Here is the full default configuration
# /config/initializers/rabbitmq_http_auth_backend.rb
RabbitMQHttpAuthBackend.configure!(:default) do
http_method :get
user do
path '/user'
resolver do
deny!
end
end
vhost do
path '/vhost'
resolver do
deny!
end
end
resource do
path '/resource'
resolver do
deny!
end
end
topic do
path '/topic'
resolver do
deny!
end
end
end
Add this line to your application's Gemfile:
# Gemfile
gem 'rabbitmq_http_auth_backend'
Configure the library:
# /config/initializers/rabbitmq_http_auth_backend.rb
RabbitMQHttpAuthBackend.configure!(:v1) do
http_method :get
user do
path '/user'
resolver do
deny!
end
end
vhost do
path '/vhost'
resolver do
deny!
end
end
resource do
path '/resource'
resolver do
deny!
end
end
topic do
path '/topic'
resolver do
deny!
end
end
end
Mount the application:
# /config/routes.rb
Rails.application.routes.draw do
mount RabbitMQHttpAuthBackend.app => '/rabbitmq/auth', as: 'rmq_auth_api'
end
You are done!
bash-4.4$ curl localhost:3000/rabbitmq/auth/user && echo
deny
All changes between versions are logged to the change log available in the CHANGELOG.md file.
This project follows the semantic versioning schema.

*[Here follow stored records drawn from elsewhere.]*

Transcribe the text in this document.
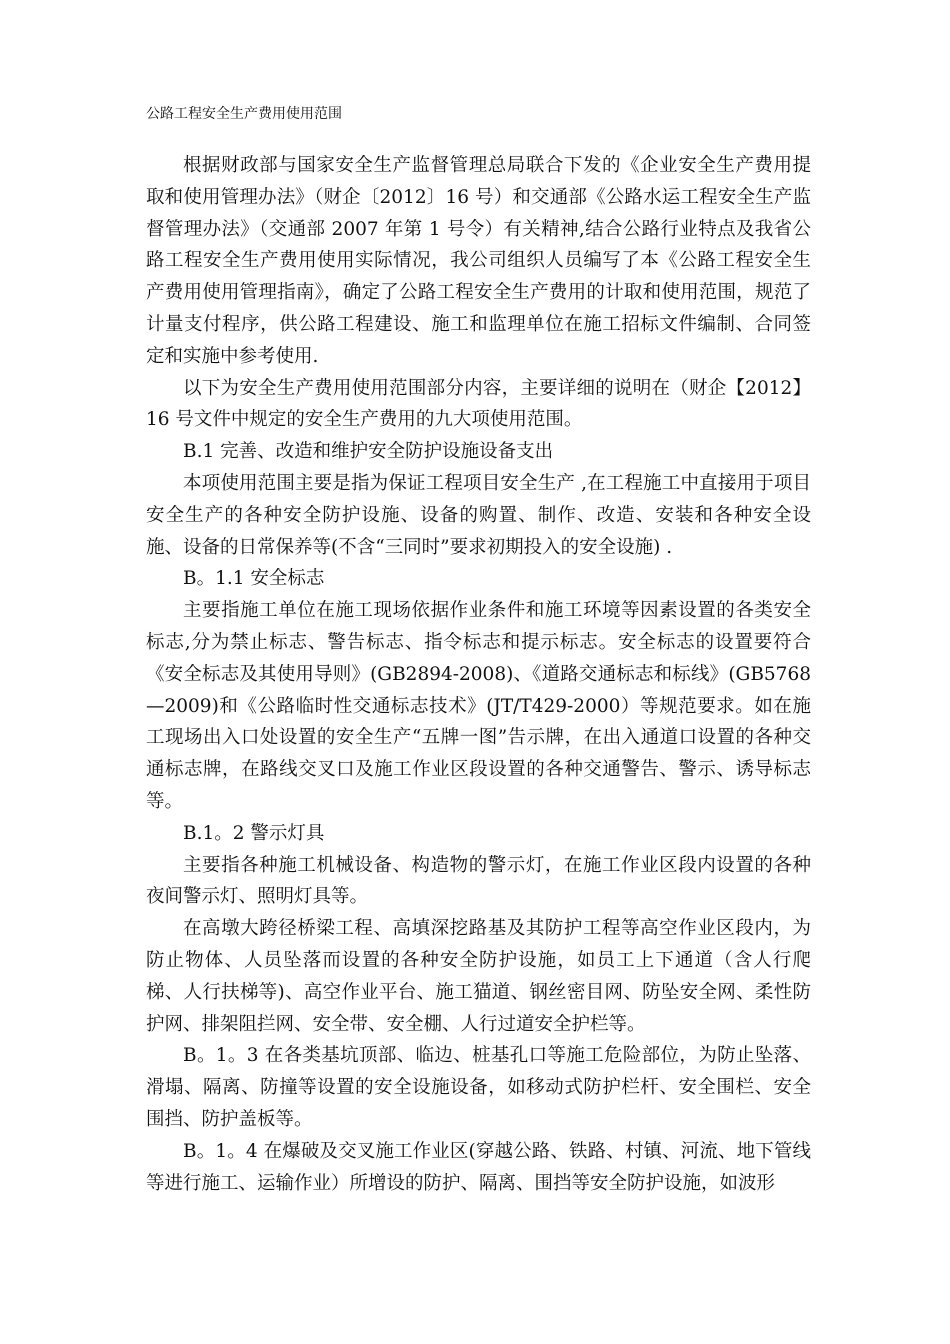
公路工程安全生产费用使用范围

根据财政部与国家安全生产监督管理总局联合下发的《企业安全生产费用提取和使用管理办法》（财企〔2012〕16 号）和交通部《公路水运工程安全生产监督管理办法》（交通部 2007 年第 1 号令）有关精神,结合公路行业特点及我省公路工程安全生产费用使用实际情况，我公司组织人员编写了本《公路工程安全生产费用使用管理指南》，确定了公路工程安全生产费用的计取和使用范围，规范了计量支付程序，供公路工程建设、施工和监理单位在施工招标文件编制、合同签定和实施中参考使用.

以下为安全生产费用使用范围部分内容，主要详细的说明在（财企【2012】16 号文件中规定的安全生产费用的九大项使用范围。

B.1 完善、改造和维护安全防护设施设备支出

本项使用范围主要是指为保证工程项目安全生产 ,在工程施工中直接用于项目安全生产的各种安全防护设施、设备的购置、制作、改造、安装和各种安全设施、设备的日常保养等(不含“三同时”要求初期投入的安全设施) .

B。1.1 安全标志

主要指施工单位在施工现场依据作业条件和施工环境等因素设置的各类安全标志,分为禁止标志、警告标志、指令标志和提示标志。安全标志的设置要符合《安全标志及其使用导则》(GB2894-2008)、《道路交通标志和标线》(GB5768—2009)和《公路临时性交通标志技术》(JT/T429-2000）等规范要求。如在施工现场出入口处设置的安全生产“五牌一图”告示牌，在出入通道口设置的各种交通标志牌，在路线交叉口及施工作业区段设置的各种交通警告、警示、诱导标志等。

B.1。2 警示灯具

主要指各种施工机械设备、构造物的警示灯，在施工作业区段内设置的各种夜间警示灯、照明灯具等。

在高墩大跨径桥梁工程、高填深挖路基及其防护工程等高空作业区段内，为防止物体、人员坠落而设置的各种安全防护设施，如员工上下通道（含人行爬梯、人行扶梯等)、高空作业平台、施工猫道、钢丝密目网、防坠安全网、柔性防护网、排架阻拦网、安全带、安全棚、人行过道安全护栏等。

B。1。3 在各类基坑顶部、临边、桩基孔口等施工危险部位，为防止坠落、滑塌、隔离、防撞等设置的安全设施设备，如移动式防护栏杆、安全围栏、安全围挡、防护盖板等。

B。1。4 在爆破及交叉施工作业区(穿越公路、铁路、村镇、河流、地下管线等进行施工、运输作业）所增设的防护、隔离、围挡等安全防护设施，如波形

After checking out the repo, run bin/setup
to install dependencies.
Then, run rake spec
to run the tests.
You can also run bin/console
for an interactive prompt that will allow you
to experiment.
To install this gem onto your local machine, run bundle exec rake install
.
To release a new version, update the version number in version.rb
, and then
run bundle exec rake release
, which will create a git tag for the version,
push git commits and tags, and push the .gem
file
to rubygems.org.
Bug reports and pull requests are welcome on GitHub at https://github.com/monorkin/rabbitmq_http_auth_backend/.
This software is licensed under the MIT license. A copy of the license can be found in the LICENSE.txt file included with this software.